The last quarter of this historic year 2008 comes to an end and we have seen several hedge funds going bust since the sub-prime crisis first unfolded in August 2007.
The Hedge Fund Implode-O-Meter (HFI) at http://hf-implode.com which provides a list of global hedge funds that have bust and a list of those that are ailing states that since the sub-prime crisis, more than 108 hedge funds have collapsed, and another 40 are on the “ailing” list.
The redemption wave in the last quarter is serious. Recently billionaire US investor George Soros predicted the global financial meltdown could wipe out as much as three-quarters of the money they managed.
News Corporation chairman and chief executive Rupert Murdoch recently said it was possible that all hedge funds could be extinct by the end of next year – quotes The Australian News.com. This is really a serious comment from a top notch media mogul. He has a reason to say that as the 2 trillion asset base hedge fund industry as recently as June 2008 is now faced with a 45% erosion of the assets due to redemptions and losses in a short period of less than six months.

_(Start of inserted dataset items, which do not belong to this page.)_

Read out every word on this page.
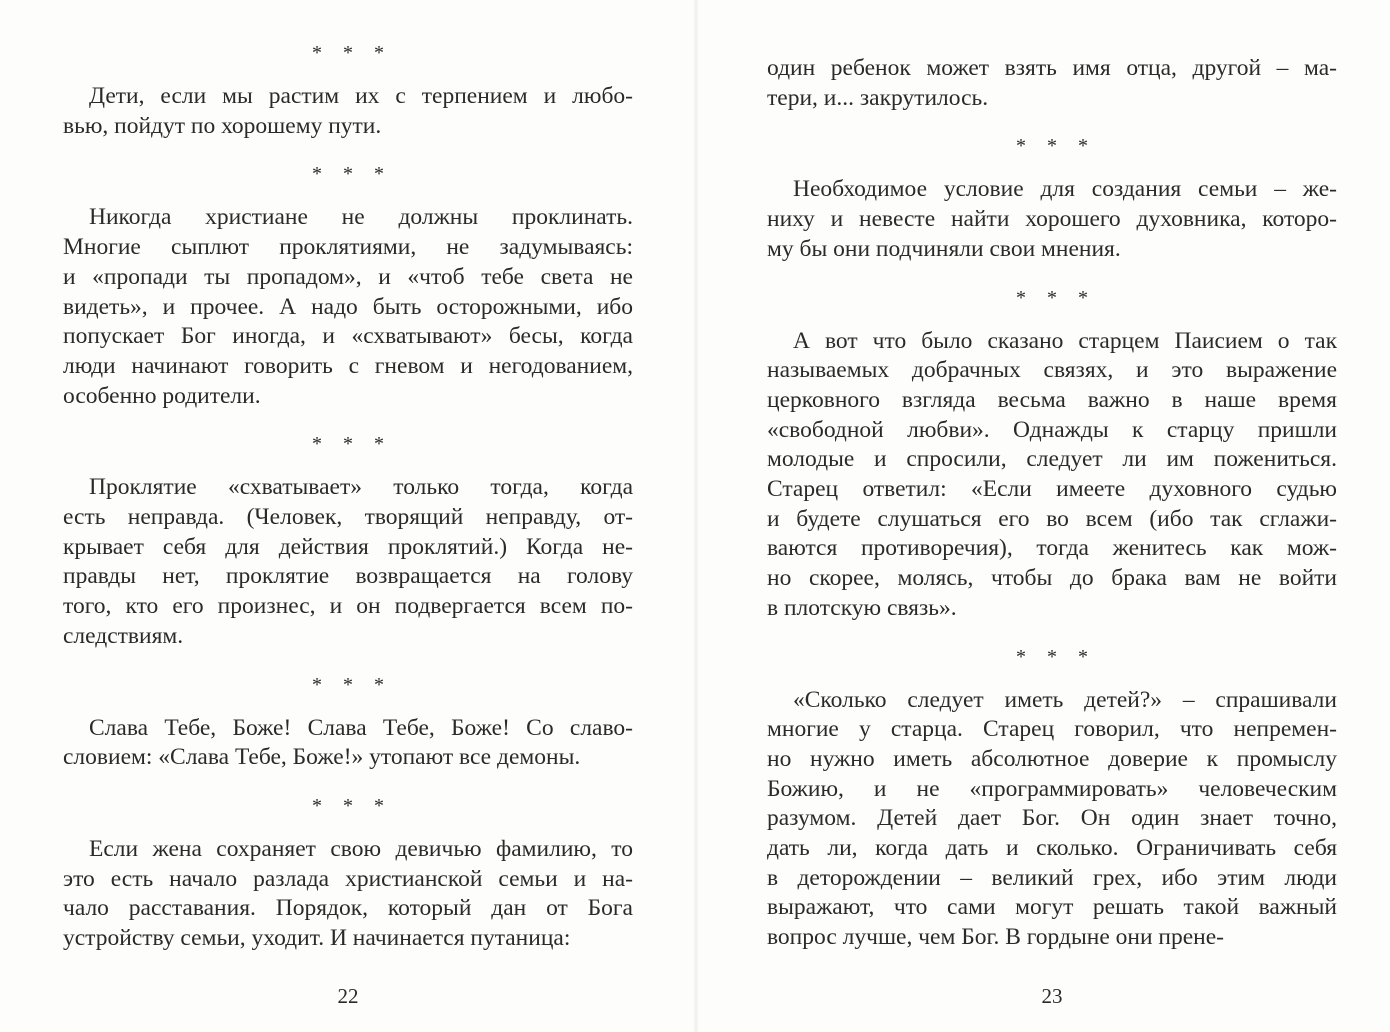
* * *

Дети, если мы растим их с терпением и любо-
вью, пойдут по хорошему пути.

* * *

Никогда христиане не должны проклинать.
Многие сыплют проклятиями, не задумываясь:
и «пропади ты пропадом», и «чтоб тебе света не
видеть», и прочее. А надо быть осторожными, ибо
попускает Бог иногда, и «схватывают» бесы, когда
люди начинают говорить с гневом и негодованием,
особенно родители.

* * *

Проклятие «схватывает» только тогда, когда
есть неправда. (Человек, творящий неправду, от-
крывает себя для действия проклятий.) Когда не-
правды нет, проклятие возвращается на голову
того, кто его произнес, и он подвергается всем по-
следствиям.

* * *

Слава Тебе, Боже! Слава Тебе, Боже! Со славо-
словием: «Слава Тебе, Боже!» утопают все демоны.

* * *

Если жена сохраняет свою девичью фамилию, то
это есть начало разлада христианской семьи и на-
чало расставания. Порядок, который дан от Бога
устройству семьи, уходит. И начинается путаница:
22
один ребенок может взять имя отца, другой – ма-
тери, и... закрутилось.

* * *

Необходимое условие для создания семьи – же-
ниху и невесте найти хорошего духовника, которо-
му бы они подчиняли свои мнения.

* * *

А вот что было сказано старцем Паисием о так
называемых добрачных связях, и это выражение
церковного взгляда весьма важно в наше время
«свободной любви». Однажды к старцу пришли
молодые и спросили, следует ли им пожениться.
Старец ответил: «Если имеете духовного судью
и будете слушаться его во всем (ибо так сглажи-
ваются противоречия), тогда женитесь как мож-
но скорее, молясь, чтобы до брака вам не войти
в плотскую связь».

* * *

«Сколько следует иметь детей?» – спрашивали
многие у старца. Старец говорил, что непремен-
но нужно иметь абсолютное доверие к промыслу
Божию, и не «программировать» человеческим
разумом. Детей дает Бог. Он один знает точно,
дать ли, когда дать и сколько. Ограничивать себя
в деторождении – великий грех, ибо этим люди
выражают, что сами могут решать такой важный
вопрос лучше, чем Бог. В гордыне они прене-
23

But as good times do not last for ever, even bad times do not last for ever. Even this will pass. The only question then remains is how long will it take to get over this financial crisis and when will the world economy bounce back to normalcy. It took several years to get over the aftermath of the Great Depression of 1929. Several thousand banks went bust during 1929 to 1933.

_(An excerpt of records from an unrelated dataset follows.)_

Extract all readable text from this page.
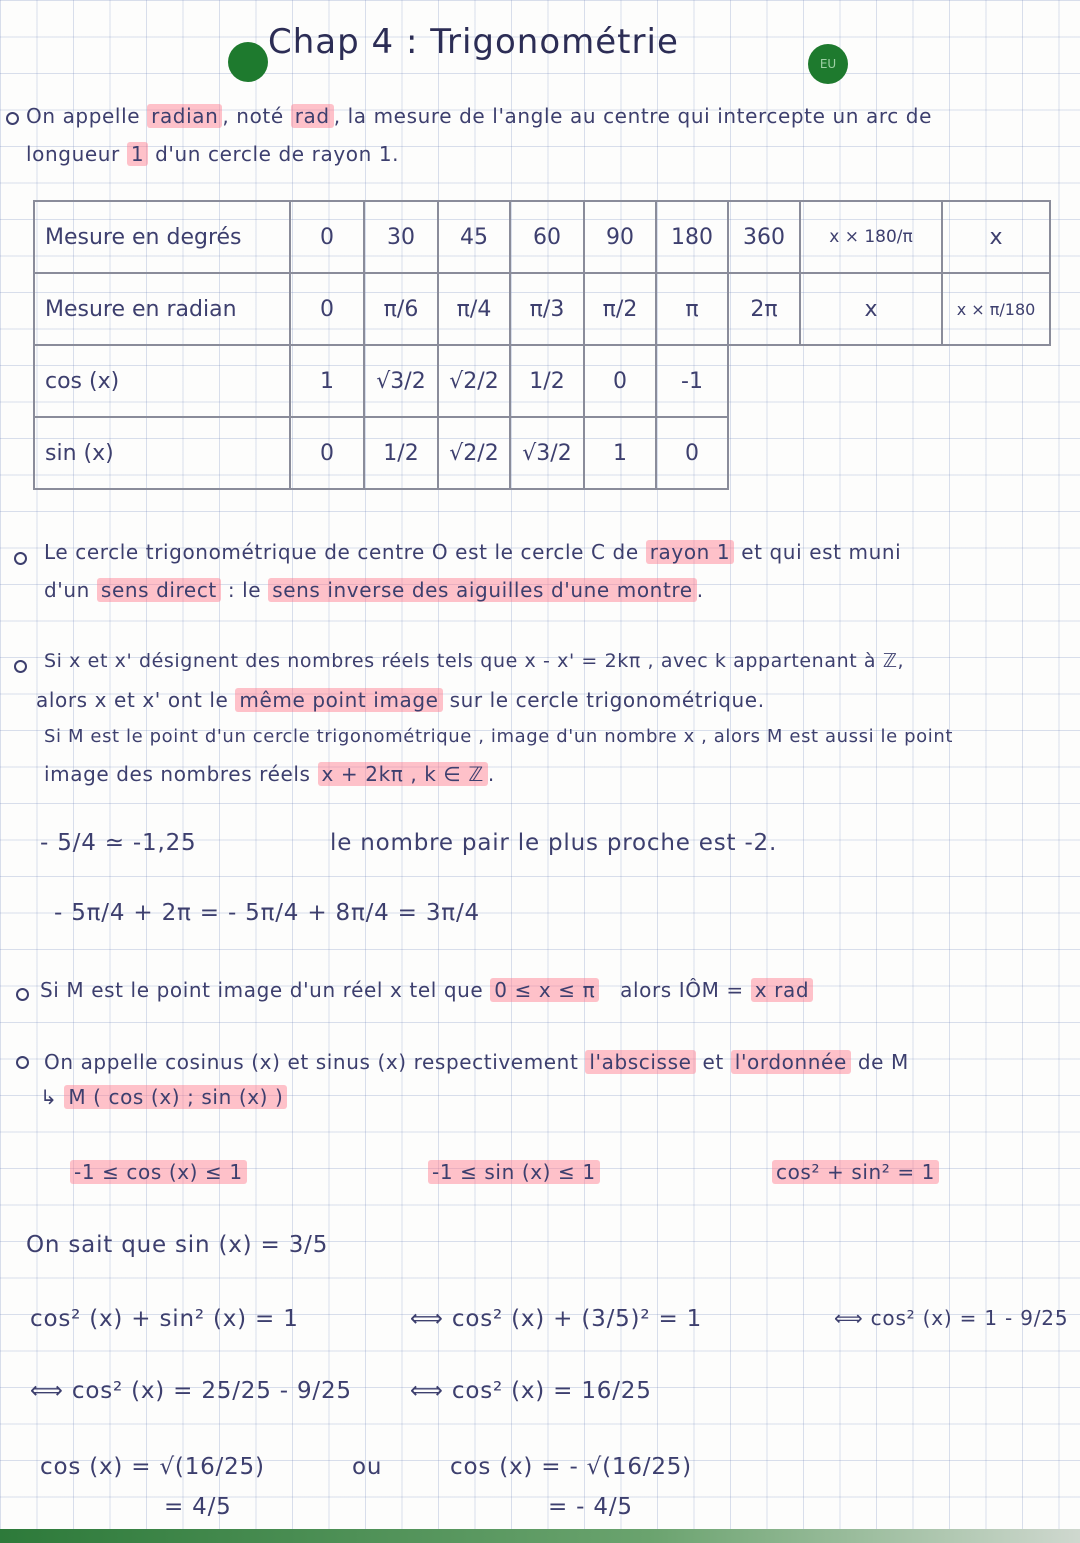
Chap 4 : Trigonométrie
EU
On appelle radian , noté rad , la mesure de l'angle au centre qui intercepte un arc de
longueur 1 d'un cercle de rayon 1.
Mesure en degrés	0	30	45	60	90	180	360	x × 180/π	x
Mesure en radian	0	π/6	π/4	π/3	π/2	π	2π	x	x × π/180
cos (x)	1	√3/2	√2/2	1/2	0	-1			
sin (x)	0	1/2	√2/2	√3/2	1	0			
Le cercle trigonométrique de centre O est le cercle C de rayon 1 et qui est muni
d'un sens direct : le sens inverse des aiguilles d'une montre .
Si x et x' désignent des nombres réels tels que x - x' = 2kπ , avec k appartenant à ℤ,
alors x et x' ont le même point image sur le cercle trigonométrique.
Si M est le point d'un cercle trigonométrique , image d'un nombre x , alors M est aussi le point
image des nombres réels x + 2kπ , k ∈ ℤ .
- 5/4 ≃ -1,25	le nombre pair le plus proche est -2.
- 5π/4 + 2π = - 5π/4 + 8π/4 = 3π/4
Si M est le point image d'un réel x tel que 0 ≤ x ≤ π alors IÔM = x rad
On appelle cosinus (x) et sinus (x) respectivement l'abscisse et l'ordonnée de M
↳ M ( cos (x) ; sin (x) )
-1 ≤ cos (x) ≤ 1	-1 ≤ sin (x) ≤ 1	cos² + sin² = 1
On sait que sin (x) = 3/5
cos² (x) + sin² (x) = 1	⟺ cos² (x) + (3/5)² = 1	⟺ cos² (x) = 1 - 9/25
⟺ cos² (x) = 25/25 - 9/25	⟺ cos² (x) = 16/25
cos (x) = √(16/25)
= 4/5
ou	cos (x) = - √(16/25)
= - 4/5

Today, Investment Bank as a class is wiped out totally. We are witnessing unprecedented bail outs of unimaginable magnitude in billions of US dollars. We may be able to assess the situation after the financial results of the last quarter is announced by the institutions in the financial sector and the manufacturing and services sector. We will know by then the real magnitude of further round of write offs of the corporate sector.